The objective of the article is to investigate children’s social lives, with focus on their subjective navigation of the transition from daycare to school. The article presents a further development of theoretical concepts for ways in which we can understand children. The article also contributes knowledge about children’s subjective view of their lives. The article focusses on the transition from daycare to school from the point of view of the child, and it presents an analysis of how this transition appears for children and what seems to be important for children in this context.

Result

The analysis of the transition from daycare to pre-school class is based on two empirical examples. One example focusses on how a group of boys who were monitored through the research project, participate in communities of children, and how they establish conditions for each other’s participation. Children are co-creators of each other’s participation possibilities, and the boys’ participation possibilities seem to be more or less the same across several situations. The same boys are always the “leaders/captains” and the same boys are always those who “get the ball”. The characteristics in communities of children are transferred from daycare to school.
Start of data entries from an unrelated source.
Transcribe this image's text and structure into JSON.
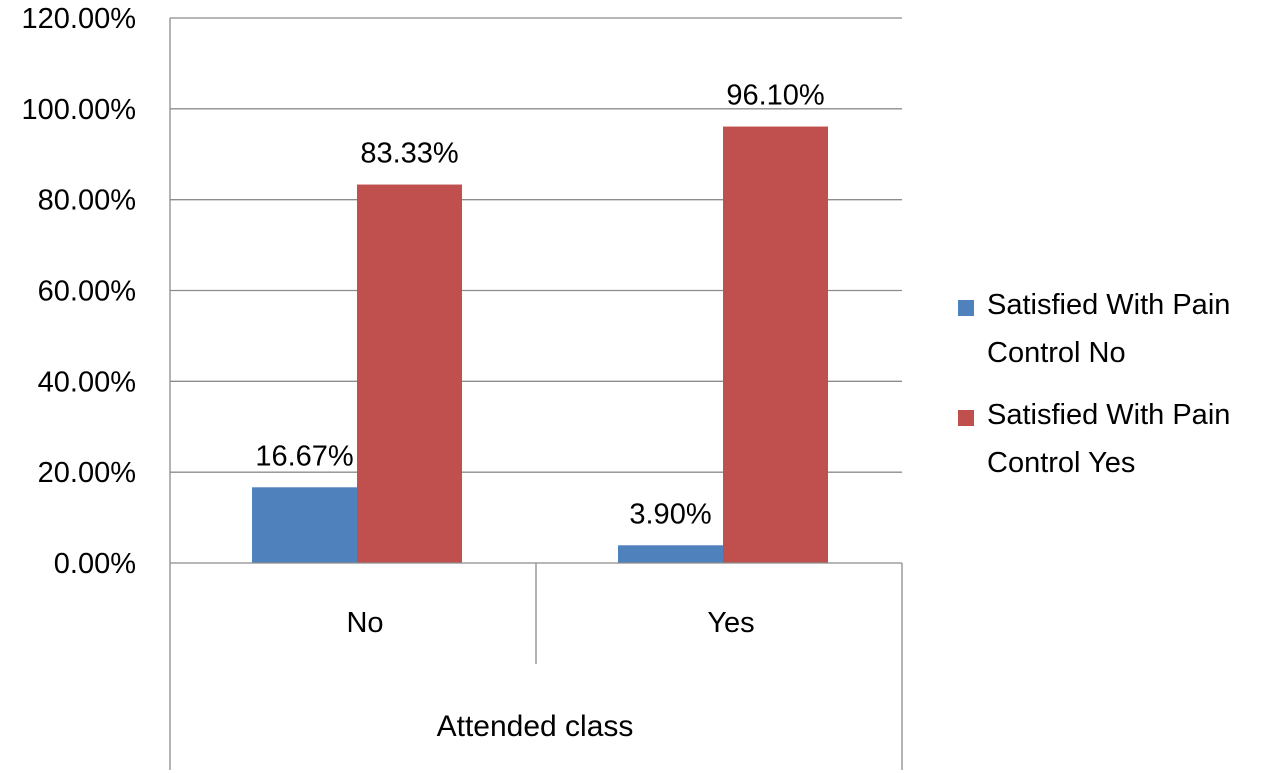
{
  "chart_data": {
    "type": "bar",
    "categories": [
      "No",
      "Yes"
    ],
    "series": [
      {
        "name": "Satisfied With Pain Control No",
        "legend_lines": [
          "Satisfied With Pain",
          "Control No"
        ],
        "color": "#4F81BD",
        "values": [
          16.67,
          3.9
        ],
        "labels": [
          "16.67%",
          "3.90%"
        ]
      },
      {
        "name": "Satisfied With Pain Control Yes",
        "legend_lines": [
          "Satisfied With Pain",
          "Control Yes"
        ],
        "color": "#C0504D",
        "values": [
          83.33,
          96.1
        ],
        "labels": [
          "83.33%",
          "96.10%"
        ]
      }
    ],
    "title": "",
    "xlabel": "Attended class",
    "ylabel": "",
    "ylim": [
      0,
      120
    ],
    "yticks": [
      0,
      20,
      40,
      60,
      80,
      100,
      120
    ],
    "ytick_labels": [
      "0.00%",
      "20.00%",
      "40.00%",
      "60.00%",
      "80.00%",
      "100.00%",
      "120.00%"
    ],
    "grid": true,
    "legend_position": "right"
  }
}
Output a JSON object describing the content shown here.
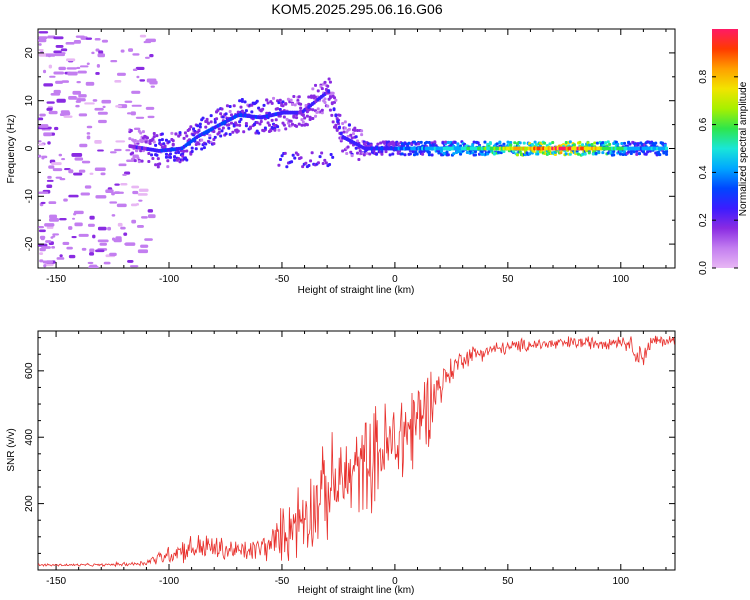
{
  "figure_title": "KOM5.2025.295.06.16.G06",
  "colors": {
    "snr_line": "#e8302c",
    "colormap": [
      "#e8b7f4",
      "#c37ef0",
      "#8a2be2",
      "#3b1cff",
      "#0046ff",
      "#00a7ff",
      "#19e6d8",
      "#2ee64b",
      "#a7f000",
      "#f2e400",
      "#ffa000",
      "#ff3a00",
      "#ff1a66"
    ]
  },
  "chart_data": [
    {
      "type": "heatmap",
      "title": "KOM5.2025.295.06.16.G06",
      "xlabel": "Height of straight line (km)",
      "ylabel": "Frequency (Hz)",
      "xlim": [
        -158,
        124
      ],
      "ylim": [
        -25,
        25
      ],
      "xticks": [
        -150,
        -100,
        -50,
        0,
        50,
        100
      ],
      "yticks": [
        -20,
        -10,
        0,
        10,
        20
      ],
      "colorbar": {
        "label": "Normalized spectral amplitude",
        "range": [
          0.0,
          1.0
        ],
        "ticks": [
          0.0,
          0.2,
          0.4,
          0.6,
          0.8
        ]
      },
      "ridge": [
        {
          "h": -118,
          "f": 0.5,
          "amp": 0.16
        },
        {
          "h": -105,
          "f": -0.5,
          "amp": 0.28
        },
        {
          "h": -95,
          "f": 0,
          "amp": 0.32
        },
        {
          "h": -88,
          "f": 2.5,
          "amp": 0.3
        },
        {
          "h": -80,
          "f": 4.5,
          "amp": 0.3
        },
        {
          "h": -70,
          "f": 7,
          "amp": 0.3
        },
        {
          "h": -60,
          "f": 6.5,
          "amp": 0.28
        },
        {
          "h": -50,
          "f": 7.5,
          "amp": 0.26
        },
        {
          "h": -42,
          "f": 7.5,
          "amp": 0.22
        },
        {
          "h": -30,
          "f": 12,
          "amp": 0.2
        },
        {
          "h": -24,
          "f": 2.5,
          "amp": 0.24
        },
        {
          "h": -14,
          "f": 0,
          "amp": 0.26
        },
        {
          "h": 0,
          "f": 0,
          "amp": 0.34
        },
        {
          "h": 20,
          "f": 0,
          "amp": 0.45
        },
        {
          "h": 40,
          "f": 0,
          "amp": 0.6
        },
        {
          "h": 60,
          "f": 0,
          "amp": 0.8
        },
        {
          "h": 75,
          "f": 0,
          "amp": 0.95
        },
        {
          "h": 90,
          "f": 0,
          "amp": 0.7
        },
        {
          "h": 105,
          "f": 0,
          "amp": 0.4
        },
        {
          "h": 120,
          "f": 0,
          "amp": 0.45
        }
      ]
    },
    {
      "type": "line",
      "xlabel": "Height of straight line (km)",
      "ylabel": "SNR (v/v)",
      "xlim": [
        -158,
        124
      ],
      "ylim": [
        0,
        720
      ],
      "xticks": [
        -150,
        -100,
        -50,
        0,
        50,
        100
      ],
      "yticks": [
        200,
        400,
        600
      ],
      "series": [
        {
          "name": "SNR",
          "x": [
            -158,
            -130,
            -112,
            -105,
            -95,
            -85,
            -75,
            -65,
            -55,
            -45,
            -35,
            -28,
            -20,
            -10,
            0,
            5,
            8,
            12,
            18,
            25,
            30,
            40,
            50,
            60,
            70,
            80,
            90,
            100,
            105,
            108,
            115,
            124
          ],
          "y": [
            15,
            15,
            20,
            35,
            60,
            70,
            60,
            55,
            75,
            140,
            200,
            250,
            280,
            340,
            380,
            420,
            430,
            470,
            540,
            600,
            640,
            660,
            670,
            680,
            680,
            685,
            685,
            690,
            680,
            640,
            690,
            690
          ],
          "spread": [
            5,
            5,
            10,
            25,
            45,
            55,
            45,
            40,
            60,
            140,
            160,
            180,
            170,
            180,
            190,
            220,
            200,
            180,
            100,
            50,
            40,
            30,
            25,
            25,
            25,
            25,
            25,
            25,
            30,
            60,
            25,
            20
          ]
        }
      ]
    }
  ]
}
Furthermore, the study shows that there is a mutuality in the way in which boys participate in communities of children with each other, and the way in which adults at the institutions think about and describe the children. This mutuality also has significance for children’s possibilities and framework for acting within the institutional space.

 

The study points out that there is a relationship between a) what the boys do based on their possibilities to take part in communities of children, b) the boys’ options to act in relation to an institutional framework and its rules, and c) the way in which the adults understand/experience children’s potential actions. The study therefore indicates that we have to understand children’s communities in order to understand their actions and their learning.

Design

A group of children from different daycare centres was followed in connection with their transition from daycare to a pre-school class and school-based leisure-time facility, and from pre-school class to the second year of primary school. The point of departure for the empirical material is observations of 15 children from four different daycare centres, all of which ended in the same pre-school class. The observations were made before the summer transition to pre-school class. Later, the children were observed for their first three months in pre-school class. They were monitored during lessons, breaks and at their school-based leisure-time facility. Finally they were monitored in the same way for the first three months in their second year of primary school. The observations were supplemented with interviews with some of the children as well as interviews with all the professionals around the children, i.e. children and early childhood educators.

 

References

Stanek, A. H. (2014). “Communities of children: participation and its meaning for learning”. International Research in Early Childhood Education, 5(1), 139-154.